Average. Repeat over 20 draws (seeds 2137…2156) and take the mean — single-draw noise is ~1/sqrt(n), so averaging isolates the convention from sampling scatter (the A↔B harness pattern).
Gate. The mean recovered effect must land within 0.02 (absolute) of the convention-predicted value.

The threshold

Quantity	Allowed difference	Why
Mean recovered − expected	0.02 absolute	K-draw mean vs the convention-predicted value; worst measured margin 0.007 → ~2.8× headroom

This is the GETEFFECTS_TOL gate from tolerances.R. A wrong estimator, a sign flip, a missing/inverted standardization, or a 2× scale would move the mean by 0.1–0.5 — far outside this band.

Case	Estimator	Formula	n	K	Verdict
ols_simple_a	OLS (continuous)	y ~ x1	4000	20	PASS
ols_two_a	OLS (continuous)	y ~ x1 + x2	4000	20	PASS
ols_corr_a	OLS (continuous)	y ~ x1 + x2	4000	20	PASS
glm_simple_a	GLM (logistic)	y ~ x1	4000	20	PASS
glm_two_b	GLM (logistic)	y ~ x1 + x2	4000	20	PASS
lme_simple_a	MLE (mixed)	y ~ x1 + (1\|grp)	3990	20	PASS
lme_two_a	MLE (mixed)	y ~ x1 + x2 + (1\|grp)	3990	20	PASS

All estimators round-trip: every specified continuous main effect is recovered to within the gate of the convention-predicted value — OLS at the shrunk standardized scale, GLM and MLE at the native coefficient.

png 2 Mean recovered effect vs the convention-predicted value for
every term, coloured by estimator.

Solid line = exact recovery (identity); dotted lines = the ±0.02 absolute gate.

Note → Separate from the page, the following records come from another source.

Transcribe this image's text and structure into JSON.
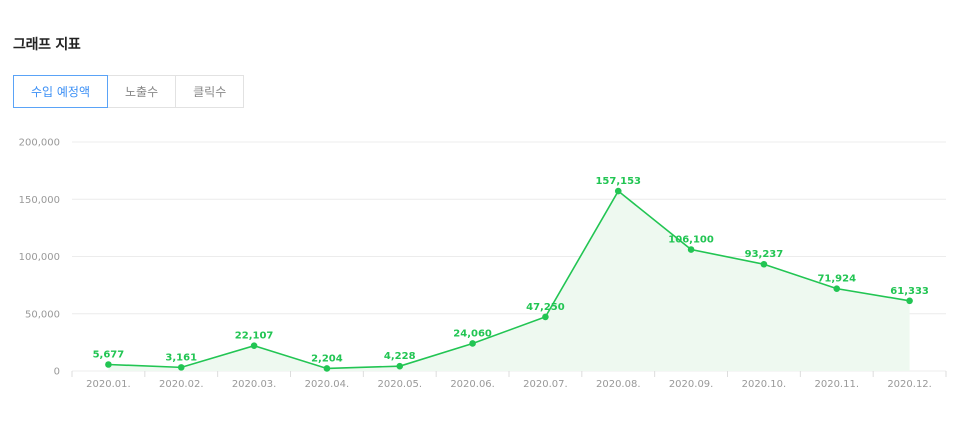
{
  "header": {
    "title": "그래프 지표"
  },
  "tabs": [
    {
      "label": "수입 예정액",
      "active": true
    },
    {
      "label": "노출수",
      "active": false
    },
    {
      "label": "클릭수",
      "active": false
    }
  ],
  "colors": {
    "line": "#22c553",
    "area": "#eef9f0",
    "grid": "#ececec",
    "accent": "#3b8ff5"
  },
  "chart_data": {
    "type": "area",
    "categories": [
      "2020.01.",
      "2020.02.",
      "2020.03.",
      "2020.04.",
      "2020.05.",
      "2020.06.",
      "2020.07.",
      "2020.08.",
      "2020.09.",
      "2020.10.",
      "2020.11.",
      "2020.12."
    ],
    "values": [
      5677,
      3161,
      22107,
      2204,
      4228,
      24060,
      47250,
      157153,
      106100,
      93237,
      71924,
      61333
    ],
    "value_labels": [
      "5,677",
      "3,161",
      "22,107",
      "2,204",
      "4,228",
      "24,060",
      "47,250",
      "157,153",
      "106,100",
      "93,237",
      "71,924",
      "61,333"
    ],
    "yticks": [
      "0",
      "50,000",
      "100,000",
      "150,000",
      "200,000"
    ],
    "ytick_values": [
      0,
      50000,
      100000,
      150000,
      200000
    ],
    "ylim": [
      0,
      200000
    ],
    "grid": true,
    "legend": "none"
  }
}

Every term lands on the identity line, well inside the band.

ols_simple_a · OLS (continuous)

R formula y ~ x1 · n=4000 · K=20 draws (seeds 2137–2156).

Term	Specified (s)	Expected	Mean recovered	\|err\|	Verdict
x1	0.25	0.24254	0.24393	0.0014	PASS

ols_two_a · OLS (continuous)

R formula y ~ x1 + x2 · n=4000 · K=20 draws (seeds 2137–2156).

Term	Specified (s)	Expected	Mean recovered	\|err\|	Verdict
x1	0.25	0.24140	0.24286	0.00145	PASS
x2	0.10	0.09656	0.09490	0.00166	PASS

ols_corr_a · OLS (continuous)

R formula y ~ x1 + x2 · n=4000 · K=20 draws (seeds 2137–2156).

Term	Specified (s)	Expected	Mean recovered	\|err\|	Verdict
x1	0.25	0.23864	0.24102	0.00238	PASS
x2	0.10	0.09545	0.09343	0.00202	PASS

glm_simple_a · GLM (logistic)

R formula y ~ x1 · n=4000 · K=20 draws (seeds 2137–2156).

Term	Specified (s)	Expected	Mean recovered	\|err\|	Verdict
x1	0.5	0.5	0.48882	0.01118	PASS

glm_two_b · GLM (logistic)

R formula y ~ x1 + x2 · n=4000 · K=20 draws (seeds 2137–2156).

Term	Specified (s)	Expected	Mean recovered	\|err\|	Verdict
x1	0.8	0.8	0.79534	0.00467	PASS
x2	0.5	0.5	0.50462	0.00462	PASS

lme_simple_a · MLE (mixed)

R formula y ~ x1 + (1|grp) · n=3990 · K=20 draws (seeds 2137–2156).

Term	Specified (s)	Expected	Mean recovered	\|err\|	Verdict
x1	0.5	0.5	0.50154	0.00154	PASS

lme_two_a · MLE (mixed)

R formula y ~ x1 + x2 + (1|grp) · n=3990 · K=20 draws (seeds 2137–2156).

Term	Specified (s)	Expected	Mean recovered	\|err\|	Verdict
x1	0.5	0.5	0.50152	0.00152	PASS
x2	0.3	0.3	0.29892	0.00107	PASS

item	value
generated	2026-06-21
R	R version 4.5.3 (2026-03-11)
mcpower	1.0.0
round-trip gate (mean abs)	0.02 abs
n / K / seed0	4000 / 20 / 2137

Reproduce: rmarkdown::render("mcpower/validation/validation_get_effects.rmd", output_dir = "mcpower/web/documentation/validation").